Version: 7.5.2.2 (X86_64) / LibreOffice Community
Build ID: 53bb9681a964705cf672590721dbc85eb4d0c3a2
CPU threads: 8; OS: Windows 10.0 Build 19045; UI render: Skia/Vulkan; VCL: win
Locale: en-US (en_US); UI: en-US
Calc: threaded

Version: 6.4.7.2 (x64)
Build ID: 639b8ac485750d5696d7590a72ef1b496725cfb5
CPU threads: 8; OS: Windows 10.0 Build 19045; UI render: GL; VCL: win; 
Locale: en-US (en_US); UI-Language: en-US
Calc: threaded
Comment 7 V Stuart Foote 2023-04-09 16:30:04 UTC
(In reply to V Stuart Foote from comment #6)

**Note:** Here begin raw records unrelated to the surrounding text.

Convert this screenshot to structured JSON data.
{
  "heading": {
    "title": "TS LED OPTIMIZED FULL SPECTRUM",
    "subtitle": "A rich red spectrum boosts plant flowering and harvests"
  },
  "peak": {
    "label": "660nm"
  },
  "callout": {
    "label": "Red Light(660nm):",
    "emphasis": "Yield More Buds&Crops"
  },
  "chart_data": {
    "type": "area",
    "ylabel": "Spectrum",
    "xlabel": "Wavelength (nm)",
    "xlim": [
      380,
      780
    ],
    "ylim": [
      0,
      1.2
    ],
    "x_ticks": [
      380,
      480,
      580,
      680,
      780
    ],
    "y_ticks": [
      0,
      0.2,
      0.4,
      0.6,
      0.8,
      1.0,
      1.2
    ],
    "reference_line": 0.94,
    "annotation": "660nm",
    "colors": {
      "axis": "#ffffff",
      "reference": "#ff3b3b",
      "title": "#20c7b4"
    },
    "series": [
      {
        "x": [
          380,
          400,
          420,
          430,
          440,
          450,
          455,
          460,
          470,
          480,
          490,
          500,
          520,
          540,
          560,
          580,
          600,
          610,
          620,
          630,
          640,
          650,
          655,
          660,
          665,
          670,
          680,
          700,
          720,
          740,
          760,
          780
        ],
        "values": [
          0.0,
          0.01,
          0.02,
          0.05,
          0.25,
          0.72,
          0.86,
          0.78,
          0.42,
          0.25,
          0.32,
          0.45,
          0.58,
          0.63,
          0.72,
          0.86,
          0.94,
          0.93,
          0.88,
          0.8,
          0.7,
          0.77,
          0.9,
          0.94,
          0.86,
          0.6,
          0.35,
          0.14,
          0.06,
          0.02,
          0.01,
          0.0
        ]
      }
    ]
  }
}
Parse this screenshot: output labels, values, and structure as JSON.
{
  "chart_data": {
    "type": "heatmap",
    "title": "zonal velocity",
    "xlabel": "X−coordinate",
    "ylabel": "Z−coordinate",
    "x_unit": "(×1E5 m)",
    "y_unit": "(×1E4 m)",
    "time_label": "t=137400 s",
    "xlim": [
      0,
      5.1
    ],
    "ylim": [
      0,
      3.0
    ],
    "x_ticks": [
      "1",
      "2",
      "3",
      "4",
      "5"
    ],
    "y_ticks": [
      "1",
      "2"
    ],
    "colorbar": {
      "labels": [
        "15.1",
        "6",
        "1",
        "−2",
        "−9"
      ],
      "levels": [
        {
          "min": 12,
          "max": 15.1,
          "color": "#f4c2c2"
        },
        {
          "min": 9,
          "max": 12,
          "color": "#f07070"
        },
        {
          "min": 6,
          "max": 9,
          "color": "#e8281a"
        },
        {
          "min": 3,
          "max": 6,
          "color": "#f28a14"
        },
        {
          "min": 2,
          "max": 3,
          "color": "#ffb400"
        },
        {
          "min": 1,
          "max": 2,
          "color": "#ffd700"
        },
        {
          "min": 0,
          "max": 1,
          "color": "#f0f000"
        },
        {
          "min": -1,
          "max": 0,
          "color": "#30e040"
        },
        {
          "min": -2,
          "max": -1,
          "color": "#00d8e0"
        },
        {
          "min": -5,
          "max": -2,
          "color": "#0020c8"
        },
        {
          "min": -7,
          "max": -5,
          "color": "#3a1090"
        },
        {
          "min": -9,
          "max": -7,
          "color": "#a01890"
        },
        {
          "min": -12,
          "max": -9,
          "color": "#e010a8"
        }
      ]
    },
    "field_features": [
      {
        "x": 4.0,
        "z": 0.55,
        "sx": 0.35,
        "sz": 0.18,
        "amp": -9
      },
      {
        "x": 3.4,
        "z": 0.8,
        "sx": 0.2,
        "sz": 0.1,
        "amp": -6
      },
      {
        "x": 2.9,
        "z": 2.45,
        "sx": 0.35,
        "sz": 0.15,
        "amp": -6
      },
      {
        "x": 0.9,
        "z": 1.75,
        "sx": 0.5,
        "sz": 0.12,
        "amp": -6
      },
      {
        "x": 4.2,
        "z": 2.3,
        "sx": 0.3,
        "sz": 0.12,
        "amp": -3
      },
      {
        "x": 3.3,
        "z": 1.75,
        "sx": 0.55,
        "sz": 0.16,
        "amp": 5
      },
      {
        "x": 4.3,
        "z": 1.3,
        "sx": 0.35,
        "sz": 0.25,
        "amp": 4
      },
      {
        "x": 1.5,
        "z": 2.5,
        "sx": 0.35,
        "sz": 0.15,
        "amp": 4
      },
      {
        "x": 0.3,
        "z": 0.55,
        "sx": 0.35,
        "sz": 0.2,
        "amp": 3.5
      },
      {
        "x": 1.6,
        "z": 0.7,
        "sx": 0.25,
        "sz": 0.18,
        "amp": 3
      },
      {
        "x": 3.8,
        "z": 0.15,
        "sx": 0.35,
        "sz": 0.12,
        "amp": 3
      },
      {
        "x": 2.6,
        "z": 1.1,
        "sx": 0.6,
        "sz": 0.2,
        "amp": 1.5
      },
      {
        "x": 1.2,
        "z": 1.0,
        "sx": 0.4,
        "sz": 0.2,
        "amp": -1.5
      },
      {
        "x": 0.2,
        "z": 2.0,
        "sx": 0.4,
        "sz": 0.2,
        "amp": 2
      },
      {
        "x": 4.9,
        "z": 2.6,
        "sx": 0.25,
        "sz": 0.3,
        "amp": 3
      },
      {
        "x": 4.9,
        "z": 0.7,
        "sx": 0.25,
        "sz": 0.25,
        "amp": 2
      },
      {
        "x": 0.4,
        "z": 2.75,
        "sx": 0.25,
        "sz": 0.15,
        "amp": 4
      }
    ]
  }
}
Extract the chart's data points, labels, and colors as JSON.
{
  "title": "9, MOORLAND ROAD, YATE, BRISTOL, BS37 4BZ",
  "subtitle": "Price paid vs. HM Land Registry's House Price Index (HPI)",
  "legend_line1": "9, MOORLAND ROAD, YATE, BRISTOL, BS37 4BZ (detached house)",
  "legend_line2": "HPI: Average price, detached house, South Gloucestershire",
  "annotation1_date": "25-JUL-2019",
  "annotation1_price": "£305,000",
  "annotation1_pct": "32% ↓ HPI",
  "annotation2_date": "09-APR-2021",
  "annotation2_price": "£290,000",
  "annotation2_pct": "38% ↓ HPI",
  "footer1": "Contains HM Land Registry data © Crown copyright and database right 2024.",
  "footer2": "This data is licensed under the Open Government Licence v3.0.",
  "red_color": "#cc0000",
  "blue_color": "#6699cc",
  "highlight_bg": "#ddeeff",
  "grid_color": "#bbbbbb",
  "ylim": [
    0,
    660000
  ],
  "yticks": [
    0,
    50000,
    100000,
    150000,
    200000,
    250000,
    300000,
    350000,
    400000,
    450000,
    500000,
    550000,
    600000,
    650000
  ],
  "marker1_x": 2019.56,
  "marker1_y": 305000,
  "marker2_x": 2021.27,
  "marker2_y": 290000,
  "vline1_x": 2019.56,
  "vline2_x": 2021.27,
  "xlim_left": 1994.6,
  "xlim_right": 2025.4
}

> ipdf filter import seemingly grid/tabed layout issues noted these builds:
> 
likewise with 
Version: 5.4.7.2 (x64)
Build ID: c838ef25c16710f8838b1faec480ebba495259d0
CPU threads: 8; OS: Windows 6.19; UI render: GL; 
Locale: en-US (en_US); Calc: group

so work on bug 50879 is not involved (export only but just checking).